Of 50 included participants, 49 received the intervention and were included in intent-to-treat analyses; of these, 39 (80%) were female, and the mean (SD) age was 31.7 (9.8) years. A total of 24 were randomized to probiotic and 25 to placebo.

Attrition was 8% (1 in the probiotic group and 3 in the placebo group), adherence was 97.2%, and there were no serious adverse reactions. For the probiotic group, mean (SD) HAMD-17 scores at weeks 4 and 8 were 11.00 (5.13) and 8.83 (4.28), respectively; IDS, 30.17 (11.98) and 25.04 (11.68); HAMA, 11.71 (5.86) and 8.17 (4.68); and GAD-7, 7.78 (4.12) and 7.63 (4.77). For the placebo group, mean (SD) HAMD-17 scores at weeks 4 and 8 were 14.04 (3.70) and 11.09 (3.22), respectively; IDS, 33.82 (9.26) and 29.64 (9.31); HAMA, 14.70 (5.47) and 10.95 (4.48); and GAD-7, 10.91 (5.32) and 9.48 (5.18).
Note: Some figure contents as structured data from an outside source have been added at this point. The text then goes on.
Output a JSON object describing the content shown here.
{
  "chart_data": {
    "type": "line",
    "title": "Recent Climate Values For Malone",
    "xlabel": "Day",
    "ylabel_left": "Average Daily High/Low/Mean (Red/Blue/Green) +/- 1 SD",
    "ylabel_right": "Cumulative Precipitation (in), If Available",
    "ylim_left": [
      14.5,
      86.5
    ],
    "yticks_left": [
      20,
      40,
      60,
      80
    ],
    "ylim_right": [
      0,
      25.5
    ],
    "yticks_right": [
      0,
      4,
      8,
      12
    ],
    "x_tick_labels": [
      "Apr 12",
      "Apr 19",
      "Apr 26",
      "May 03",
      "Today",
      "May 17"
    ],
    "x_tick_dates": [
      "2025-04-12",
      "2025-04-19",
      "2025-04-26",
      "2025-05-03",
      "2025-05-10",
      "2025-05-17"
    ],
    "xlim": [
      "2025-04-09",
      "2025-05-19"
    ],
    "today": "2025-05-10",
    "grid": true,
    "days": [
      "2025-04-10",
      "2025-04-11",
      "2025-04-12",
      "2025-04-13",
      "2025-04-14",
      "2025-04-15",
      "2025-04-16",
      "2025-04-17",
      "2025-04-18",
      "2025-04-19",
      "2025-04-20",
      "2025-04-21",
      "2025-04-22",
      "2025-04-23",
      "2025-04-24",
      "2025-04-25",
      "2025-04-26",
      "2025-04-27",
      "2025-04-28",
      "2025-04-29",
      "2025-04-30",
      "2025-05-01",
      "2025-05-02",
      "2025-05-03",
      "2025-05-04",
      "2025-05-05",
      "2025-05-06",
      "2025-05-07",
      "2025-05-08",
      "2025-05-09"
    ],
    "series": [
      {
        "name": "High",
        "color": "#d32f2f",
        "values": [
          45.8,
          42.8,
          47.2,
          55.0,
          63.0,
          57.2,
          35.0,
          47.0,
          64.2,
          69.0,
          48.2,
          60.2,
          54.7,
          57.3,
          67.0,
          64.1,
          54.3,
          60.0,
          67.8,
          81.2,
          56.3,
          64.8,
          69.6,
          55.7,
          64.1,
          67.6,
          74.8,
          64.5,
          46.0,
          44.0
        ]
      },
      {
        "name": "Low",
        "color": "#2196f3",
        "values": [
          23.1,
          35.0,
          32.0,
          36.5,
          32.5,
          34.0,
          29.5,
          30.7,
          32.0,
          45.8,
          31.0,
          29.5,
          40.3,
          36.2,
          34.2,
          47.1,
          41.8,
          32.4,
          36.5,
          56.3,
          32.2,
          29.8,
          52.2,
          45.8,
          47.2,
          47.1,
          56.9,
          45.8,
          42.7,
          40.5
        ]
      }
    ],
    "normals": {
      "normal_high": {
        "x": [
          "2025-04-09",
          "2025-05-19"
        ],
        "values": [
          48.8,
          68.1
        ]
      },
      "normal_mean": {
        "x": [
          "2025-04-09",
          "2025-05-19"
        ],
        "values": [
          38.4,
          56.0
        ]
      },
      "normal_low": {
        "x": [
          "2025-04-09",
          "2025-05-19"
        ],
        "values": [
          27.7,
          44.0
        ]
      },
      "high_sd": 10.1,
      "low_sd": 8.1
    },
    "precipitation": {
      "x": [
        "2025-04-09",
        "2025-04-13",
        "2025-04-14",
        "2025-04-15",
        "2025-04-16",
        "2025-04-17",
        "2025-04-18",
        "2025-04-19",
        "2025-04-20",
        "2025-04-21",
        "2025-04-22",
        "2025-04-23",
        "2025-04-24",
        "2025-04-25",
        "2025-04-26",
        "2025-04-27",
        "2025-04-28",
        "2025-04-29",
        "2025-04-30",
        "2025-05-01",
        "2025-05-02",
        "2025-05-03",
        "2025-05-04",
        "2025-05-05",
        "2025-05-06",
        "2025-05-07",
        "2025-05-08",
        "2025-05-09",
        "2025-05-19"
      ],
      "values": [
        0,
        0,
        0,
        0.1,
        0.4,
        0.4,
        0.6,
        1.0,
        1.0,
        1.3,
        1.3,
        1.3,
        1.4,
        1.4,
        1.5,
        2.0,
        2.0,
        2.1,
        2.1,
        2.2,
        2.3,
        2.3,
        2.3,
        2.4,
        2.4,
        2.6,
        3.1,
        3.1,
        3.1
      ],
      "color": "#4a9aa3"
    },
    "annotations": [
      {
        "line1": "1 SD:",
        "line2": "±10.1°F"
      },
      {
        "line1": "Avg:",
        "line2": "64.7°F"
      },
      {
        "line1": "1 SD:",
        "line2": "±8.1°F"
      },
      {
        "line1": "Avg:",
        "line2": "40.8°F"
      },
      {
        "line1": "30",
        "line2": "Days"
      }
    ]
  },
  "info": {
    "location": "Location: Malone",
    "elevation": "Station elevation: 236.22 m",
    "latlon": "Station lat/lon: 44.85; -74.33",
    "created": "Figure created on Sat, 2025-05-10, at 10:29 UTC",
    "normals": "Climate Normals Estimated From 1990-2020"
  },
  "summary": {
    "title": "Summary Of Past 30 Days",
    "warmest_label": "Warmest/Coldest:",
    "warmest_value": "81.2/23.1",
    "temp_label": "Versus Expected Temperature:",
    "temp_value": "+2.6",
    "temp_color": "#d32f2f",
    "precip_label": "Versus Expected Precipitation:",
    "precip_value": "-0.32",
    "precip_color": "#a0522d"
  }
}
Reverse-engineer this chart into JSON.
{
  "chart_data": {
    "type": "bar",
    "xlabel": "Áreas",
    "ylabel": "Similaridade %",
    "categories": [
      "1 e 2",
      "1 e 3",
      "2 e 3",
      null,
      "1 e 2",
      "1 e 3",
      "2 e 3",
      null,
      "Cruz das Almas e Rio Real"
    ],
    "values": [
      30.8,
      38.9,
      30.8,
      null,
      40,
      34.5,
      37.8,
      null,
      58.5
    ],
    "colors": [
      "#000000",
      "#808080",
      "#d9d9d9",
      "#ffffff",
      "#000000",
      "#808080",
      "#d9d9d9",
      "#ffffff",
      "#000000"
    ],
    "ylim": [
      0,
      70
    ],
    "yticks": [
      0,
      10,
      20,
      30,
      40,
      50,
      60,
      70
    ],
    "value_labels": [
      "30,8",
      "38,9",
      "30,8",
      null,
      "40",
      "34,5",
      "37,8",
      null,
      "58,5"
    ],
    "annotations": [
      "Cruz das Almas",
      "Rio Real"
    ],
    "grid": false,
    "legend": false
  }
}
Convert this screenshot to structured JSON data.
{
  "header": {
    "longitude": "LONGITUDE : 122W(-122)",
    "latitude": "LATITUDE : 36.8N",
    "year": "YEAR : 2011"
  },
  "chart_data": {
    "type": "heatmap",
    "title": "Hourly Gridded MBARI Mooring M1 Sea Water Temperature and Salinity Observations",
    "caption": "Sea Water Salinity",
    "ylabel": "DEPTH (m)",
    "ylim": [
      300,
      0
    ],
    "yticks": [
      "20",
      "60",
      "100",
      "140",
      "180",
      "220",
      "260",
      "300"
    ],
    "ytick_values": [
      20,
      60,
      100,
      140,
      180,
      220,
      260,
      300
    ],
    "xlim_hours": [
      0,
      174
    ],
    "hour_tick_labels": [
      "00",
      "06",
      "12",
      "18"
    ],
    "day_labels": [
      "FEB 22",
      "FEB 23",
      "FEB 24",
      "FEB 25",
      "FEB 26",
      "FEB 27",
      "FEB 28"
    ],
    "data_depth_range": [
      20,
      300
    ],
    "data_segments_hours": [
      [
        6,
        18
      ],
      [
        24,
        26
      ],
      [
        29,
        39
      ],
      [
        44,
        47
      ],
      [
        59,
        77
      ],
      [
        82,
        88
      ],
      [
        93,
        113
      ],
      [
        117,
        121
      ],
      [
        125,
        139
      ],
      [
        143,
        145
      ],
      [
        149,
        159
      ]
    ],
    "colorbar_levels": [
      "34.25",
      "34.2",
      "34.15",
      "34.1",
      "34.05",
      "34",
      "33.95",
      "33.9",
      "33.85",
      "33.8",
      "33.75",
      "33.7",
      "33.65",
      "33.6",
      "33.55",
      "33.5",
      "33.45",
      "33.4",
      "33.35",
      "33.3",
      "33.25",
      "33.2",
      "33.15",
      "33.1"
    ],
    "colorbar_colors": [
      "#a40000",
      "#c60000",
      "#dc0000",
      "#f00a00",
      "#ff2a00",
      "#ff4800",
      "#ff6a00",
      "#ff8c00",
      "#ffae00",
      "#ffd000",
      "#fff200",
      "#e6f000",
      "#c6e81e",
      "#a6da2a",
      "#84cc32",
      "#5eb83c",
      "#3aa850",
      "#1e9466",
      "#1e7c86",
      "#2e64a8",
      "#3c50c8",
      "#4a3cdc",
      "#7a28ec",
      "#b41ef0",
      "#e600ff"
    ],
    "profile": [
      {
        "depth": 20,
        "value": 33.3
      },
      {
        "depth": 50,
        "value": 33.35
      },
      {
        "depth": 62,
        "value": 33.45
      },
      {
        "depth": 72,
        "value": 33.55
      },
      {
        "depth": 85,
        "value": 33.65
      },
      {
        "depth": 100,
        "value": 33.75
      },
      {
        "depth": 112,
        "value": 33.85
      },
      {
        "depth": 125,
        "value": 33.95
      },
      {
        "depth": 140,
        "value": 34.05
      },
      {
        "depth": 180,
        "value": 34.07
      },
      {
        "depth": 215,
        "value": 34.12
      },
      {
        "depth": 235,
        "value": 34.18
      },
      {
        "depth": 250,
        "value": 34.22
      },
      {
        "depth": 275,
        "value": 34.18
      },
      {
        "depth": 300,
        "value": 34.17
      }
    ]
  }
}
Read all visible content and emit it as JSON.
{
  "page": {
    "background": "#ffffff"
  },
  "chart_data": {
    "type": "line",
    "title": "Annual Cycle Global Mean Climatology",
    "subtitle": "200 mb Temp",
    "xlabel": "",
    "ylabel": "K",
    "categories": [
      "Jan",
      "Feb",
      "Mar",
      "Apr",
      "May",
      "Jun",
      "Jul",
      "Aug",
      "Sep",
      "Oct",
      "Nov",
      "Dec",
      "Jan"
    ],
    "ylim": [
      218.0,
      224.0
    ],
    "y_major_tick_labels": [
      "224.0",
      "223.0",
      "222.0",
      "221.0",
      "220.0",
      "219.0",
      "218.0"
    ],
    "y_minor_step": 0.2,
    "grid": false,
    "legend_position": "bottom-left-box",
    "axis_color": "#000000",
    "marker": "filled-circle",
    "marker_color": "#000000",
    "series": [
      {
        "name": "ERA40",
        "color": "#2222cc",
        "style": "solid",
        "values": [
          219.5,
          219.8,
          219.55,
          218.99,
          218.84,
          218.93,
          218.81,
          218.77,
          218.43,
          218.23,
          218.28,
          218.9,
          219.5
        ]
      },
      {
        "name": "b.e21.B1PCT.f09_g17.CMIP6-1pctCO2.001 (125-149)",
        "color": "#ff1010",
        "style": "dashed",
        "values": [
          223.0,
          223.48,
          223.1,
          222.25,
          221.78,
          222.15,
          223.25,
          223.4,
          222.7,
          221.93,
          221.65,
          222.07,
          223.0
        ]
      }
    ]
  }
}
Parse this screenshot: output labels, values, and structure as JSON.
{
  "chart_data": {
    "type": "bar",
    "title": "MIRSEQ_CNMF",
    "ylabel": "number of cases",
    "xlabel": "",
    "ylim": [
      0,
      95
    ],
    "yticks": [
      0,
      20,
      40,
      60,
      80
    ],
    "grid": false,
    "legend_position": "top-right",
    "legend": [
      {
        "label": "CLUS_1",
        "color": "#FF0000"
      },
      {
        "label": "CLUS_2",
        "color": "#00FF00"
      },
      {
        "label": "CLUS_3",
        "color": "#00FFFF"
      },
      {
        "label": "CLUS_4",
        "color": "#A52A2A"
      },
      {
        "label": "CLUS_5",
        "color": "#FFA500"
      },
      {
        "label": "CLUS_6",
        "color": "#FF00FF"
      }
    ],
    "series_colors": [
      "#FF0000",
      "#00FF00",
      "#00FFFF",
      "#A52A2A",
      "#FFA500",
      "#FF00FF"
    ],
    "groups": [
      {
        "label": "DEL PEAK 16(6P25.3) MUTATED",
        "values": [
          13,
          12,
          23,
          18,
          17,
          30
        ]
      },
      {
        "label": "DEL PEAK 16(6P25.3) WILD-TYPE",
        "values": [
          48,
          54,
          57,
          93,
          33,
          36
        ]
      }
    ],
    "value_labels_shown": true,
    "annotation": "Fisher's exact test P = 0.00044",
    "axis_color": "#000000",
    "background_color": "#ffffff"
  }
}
Standardized effect sizes (SES) from linear mixed models demonstrated that the probiotic group attained greater improvements in depressive symptoms according to HAMD-17 scores (week 4: SES, 0.70; 95% CI, 0.01-0.98) and IDS Self Report scores (week 8: SES, 0.64; 95% CI, 0.03-0.87) as well as greater improvements in anxiety symptoms according to HAMA scores (week 4: SES, 0.67; 95% CI, 0-0.95; week 8: SES, 0.79; 95% CI, 0.06-1.05), but not GAD-7 scores (week 4: SES, 0.57; 95% CI, −0.01 to 0.82; week 8: SES, 0.32; 95% CI, −0.19 to 0.65), compared with the placebo group.

Conclusions and Relevance  

The acceptability, tolerability, and estimated effect sizes on key clinical outcomes are promising and encourage further investigation of probiotics as add-on treatment for people with MDD in a definitive efficacy trial.